On the tarmac at Beirut International Airport: a Comet 4C of MEA
SO, moving right along …
The next postcard to take my eye among my recently discovered trove of long-lost messages home was another bog standard picture of an aircraft. This one is dressed in the livery of MEA, or Middle East Airlines, the national carrier of Lebanon.
It is a Comet 4C, the workhorse of many airlines back when mass tourism and package holidays were beginning to hit their post-war stride.
In the message on the back I briefly inform my sister that it is being posted during a 45-minute stopover en route to Beirut and that I have enjoyed “superb weather and the smoothest of flights”.
I add, jokingly I can attest, that I had a bullet-proof vest in my baggage “ready for Jordan” which, on this occasion, was my final destination.
However, it was not that somewhat adventurous trip that I was reminded of on first finding this postcard.
At that time, plentiful overseas travel was one of the perks of my job as a reporter and feature writer on Travel Trade Gazette, a publication that owners and staff alike proudly proclaimed as the world’s first weekly publication for the travel industry.
We reported on the politics, finances, management and products of this rapidly expanding industry. Not merely from a UK aspect, but globally.
The world was ours to investigate and explore, not from the view of the holidaymaker but from that of those who created the products.
New hotels had to be inspected, resorts checked out, marketing plans examined, each new air route flown. There were tourism chiefs to be interviewed and international conferences to be attended and reported on.
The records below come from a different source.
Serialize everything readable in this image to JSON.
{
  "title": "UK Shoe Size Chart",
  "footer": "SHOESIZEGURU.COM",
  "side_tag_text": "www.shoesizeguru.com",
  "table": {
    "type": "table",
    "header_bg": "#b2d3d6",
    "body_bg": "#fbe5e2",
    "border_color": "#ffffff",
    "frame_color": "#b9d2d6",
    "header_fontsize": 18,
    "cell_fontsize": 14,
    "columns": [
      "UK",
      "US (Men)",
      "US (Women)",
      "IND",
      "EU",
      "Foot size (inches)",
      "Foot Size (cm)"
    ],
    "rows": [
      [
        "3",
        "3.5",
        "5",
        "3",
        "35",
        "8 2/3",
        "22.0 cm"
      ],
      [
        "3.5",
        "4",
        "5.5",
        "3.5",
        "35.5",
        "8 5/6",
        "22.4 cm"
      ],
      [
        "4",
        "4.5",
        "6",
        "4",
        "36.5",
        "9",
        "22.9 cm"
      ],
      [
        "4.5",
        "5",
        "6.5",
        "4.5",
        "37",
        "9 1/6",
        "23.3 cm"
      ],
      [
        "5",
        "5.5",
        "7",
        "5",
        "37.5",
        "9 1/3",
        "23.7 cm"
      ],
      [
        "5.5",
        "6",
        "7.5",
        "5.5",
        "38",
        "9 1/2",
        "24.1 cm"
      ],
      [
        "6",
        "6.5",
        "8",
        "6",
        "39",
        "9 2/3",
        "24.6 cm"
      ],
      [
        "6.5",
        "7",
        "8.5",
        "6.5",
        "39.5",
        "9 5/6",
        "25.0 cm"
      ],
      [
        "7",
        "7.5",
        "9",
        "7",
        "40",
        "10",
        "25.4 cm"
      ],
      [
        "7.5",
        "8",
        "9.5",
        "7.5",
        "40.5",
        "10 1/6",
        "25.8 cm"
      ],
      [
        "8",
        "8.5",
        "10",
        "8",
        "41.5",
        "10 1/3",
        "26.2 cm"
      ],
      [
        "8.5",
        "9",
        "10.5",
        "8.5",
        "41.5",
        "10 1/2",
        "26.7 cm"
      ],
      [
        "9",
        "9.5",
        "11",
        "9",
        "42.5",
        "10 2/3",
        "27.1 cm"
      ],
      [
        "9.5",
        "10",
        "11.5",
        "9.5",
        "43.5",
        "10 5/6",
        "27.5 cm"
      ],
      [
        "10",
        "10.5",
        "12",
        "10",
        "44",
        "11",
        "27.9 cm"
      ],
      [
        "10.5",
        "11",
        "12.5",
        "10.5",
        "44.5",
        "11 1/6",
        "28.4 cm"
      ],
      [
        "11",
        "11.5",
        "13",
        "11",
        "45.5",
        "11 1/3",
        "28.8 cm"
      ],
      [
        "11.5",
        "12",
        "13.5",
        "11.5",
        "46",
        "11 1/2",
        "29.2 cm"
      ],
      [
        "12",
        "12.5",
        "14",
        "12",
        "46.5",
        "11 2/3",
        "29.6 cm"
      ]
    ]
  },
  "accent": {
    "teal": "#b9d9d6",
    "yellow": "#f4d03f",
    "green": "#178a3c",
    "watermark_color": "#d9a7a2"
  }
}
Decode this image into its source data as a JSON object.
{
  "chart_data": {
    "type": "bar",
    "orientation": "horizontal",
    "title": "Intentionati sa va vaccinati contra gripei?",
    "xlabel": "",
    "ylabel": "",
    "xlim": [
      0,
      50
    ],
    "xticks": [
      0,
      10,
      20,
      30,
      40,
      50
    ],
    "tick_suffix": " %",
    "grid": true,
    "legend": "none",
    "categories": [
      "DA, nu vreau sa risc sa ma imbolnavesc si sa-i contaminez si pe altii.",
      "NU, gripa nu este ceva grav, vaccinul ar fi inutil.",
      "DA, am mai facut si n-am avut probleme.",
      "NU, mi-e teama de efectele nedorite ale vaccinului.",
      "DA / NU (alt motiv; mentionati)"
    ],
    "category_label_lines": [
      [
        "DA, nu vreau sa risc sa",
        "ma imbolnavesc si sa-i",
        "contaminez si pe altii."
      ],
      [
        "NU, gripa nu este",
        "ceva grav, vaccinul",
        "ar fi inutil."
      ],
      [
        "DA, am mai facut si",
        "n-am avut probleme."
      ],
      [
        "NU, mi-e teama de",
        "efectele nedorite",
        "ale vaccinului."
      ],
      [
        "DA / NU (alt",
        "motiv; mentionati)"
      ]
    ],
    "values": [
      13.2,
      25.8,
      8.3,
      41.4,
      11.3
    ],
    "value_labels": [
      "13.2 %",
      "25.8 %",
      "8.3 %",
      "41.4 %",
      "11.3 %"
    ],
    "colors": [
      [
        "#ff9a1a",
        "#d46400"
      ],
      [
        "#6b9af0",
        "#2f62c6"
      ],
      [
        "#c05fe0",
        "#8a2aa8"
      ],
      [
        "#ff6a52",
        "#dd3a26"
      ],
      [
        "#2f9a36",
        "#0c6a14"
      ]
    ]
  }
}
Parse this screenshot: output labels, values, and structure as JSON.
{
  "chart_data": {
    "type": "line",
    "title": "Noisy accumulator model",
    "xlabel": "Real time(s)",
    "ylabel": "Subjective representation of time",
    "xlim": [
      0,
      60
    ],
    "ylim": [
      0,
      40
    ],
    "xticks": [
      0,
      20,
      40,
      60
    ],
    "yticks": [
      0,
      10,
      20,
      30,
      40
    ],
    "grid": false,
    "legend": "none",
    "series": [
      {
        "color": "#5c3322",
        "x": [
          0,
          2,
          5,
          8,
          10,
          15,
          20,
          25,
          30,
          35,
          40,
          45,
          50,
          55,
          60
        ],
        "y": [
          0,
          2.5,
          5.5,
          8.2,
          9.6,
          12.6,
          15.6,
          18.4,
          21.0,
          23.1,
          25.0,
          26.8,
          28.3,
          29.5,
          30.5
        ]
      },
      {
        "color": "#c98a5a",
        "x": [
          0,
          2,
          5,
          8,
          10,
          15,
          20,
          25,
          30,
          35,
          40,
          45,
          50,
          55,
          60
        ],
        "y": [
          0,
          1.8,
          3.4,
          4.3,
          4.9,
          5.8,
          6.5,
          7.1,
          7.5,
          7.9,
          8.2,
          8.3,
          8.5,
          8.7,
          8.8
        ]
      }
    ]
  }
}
The world was indeed our oyster.
And a very tasty mollusc it proved to be for a bunch of young journalists, most of them yet to see their thirtieth birthday.
An occasional weekend in Beirut was thus routine.
It would began with the Friday afternoon trip out to London Airport (this was in pre-Heathrow days) where our hosts saw us into our first-class seats for the MEA dinner flight to Beirut.
Check-in to the luxurious waterfront Hotel Phoenicia was followed by an exploration of a city that had no trouble justifying its tag of “the Paris of the Middle East”. It was a golden sparkling vibrant city where few could have imagined the carnage and devastation that was to come.
After breakfast, cars whizzed us off through the famed cedars of Lebanon and into the awesome Beka’a Valley.
A dominant feature of this vast plain is the Temple of Jupiter, (pictured right), one of the wonders of the ancient world. Down the centuries it has been frequently vandalised, usually in the name of religion until only its six towering columns remain amid the city’s expansive ruins.
Such unfathomable destruction as has been wreaked on Baalbeck and its spread of ancient building and monuments continues to sadden as my postcard stirs memories of starlit nights attending performances amid the temple’s towering columns.
Sunday – after a luxurious and bibulous Saturday night dinner – was usually a day of much-needed rest and recreation; exploring the souks and alleys of Beirut, sampling the Phoenicia’s pampering, or water-skiing and swimming in the Mediterranean off the hotel’s deck.
It was all good preparation for a flight that departed in Monday’s wee small hours and got me back in London in time to stumble into the office and start another day’s work.
A tough life but, as the saying goes, someone had to do it. And as I gaze at this old postcard I’m thankful it had to be me.
It was a world and experience never to be recaptured.